Muchos pasajeros fieles a este tipo de transporte coinciden en que se han aguantado, por lo menos por una vez, los shows con las amantes, que siempre les llevaban la coca con el almuerzo caliente. O cuando apostaban carreras con otros buses de la misma ruta a ver cuál recogía más pasajeros, la tal ‘guerra del centavo’. O qué me dicen cuando durante todo el trayecto alguien hablaba por celular y cuando llegaba el suspenso, la persona se bajaba y uno terminaba sin saber el fin.

El transporte público siempre ha sido sujeto de críticas y denuncias. En Bogotá, los usuarios nunca se han mostrado conformes. La semana pasada, exactamente el 21 de abril, El Tiempo mostró en una nota pequeña del mismo día en 1917 cuando los capitalinos ya se quejaban ante la Empresa de Tranvía de Bogotá por la demora de los tranvías que duraban aproximadamente 35 minutos en el recorrido.
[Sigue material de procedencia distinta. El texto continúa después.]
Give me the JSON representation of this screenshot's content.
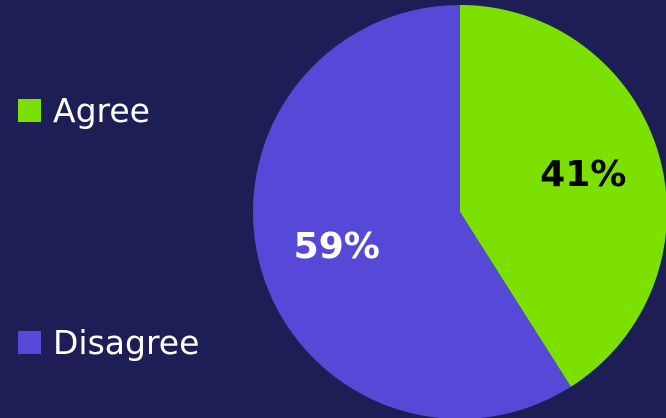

Así, 100 años después el dilema sigue vivo, con TransMilenio y el SITP.

No es mentira que el sistema de transporte en Bogotá ha avanzado, pero no por buscar modernizarse se debe olvidar que en la ciudad hay desigualdad y muchas personas no tienen cómo acceder al servicio. Habrá que rezarle a la Virgen del Carmen, patrona de los conductores, para que aquellos buses que siguen recorriendo vías inexploradas por las rutas de otros medios, permitan movilizar a los ciudadanos, en especial a esos que solo tienen los $1.000 pesos.

Si gastamos más horas de nuestra vida en el transporte público, si los trancones se están incrementando, si pagamos un pasaje que sube y sube de precio, entonces por lo menos que el trayecto sea interesante y apasionante como lo eran los paseos en los cebolleros.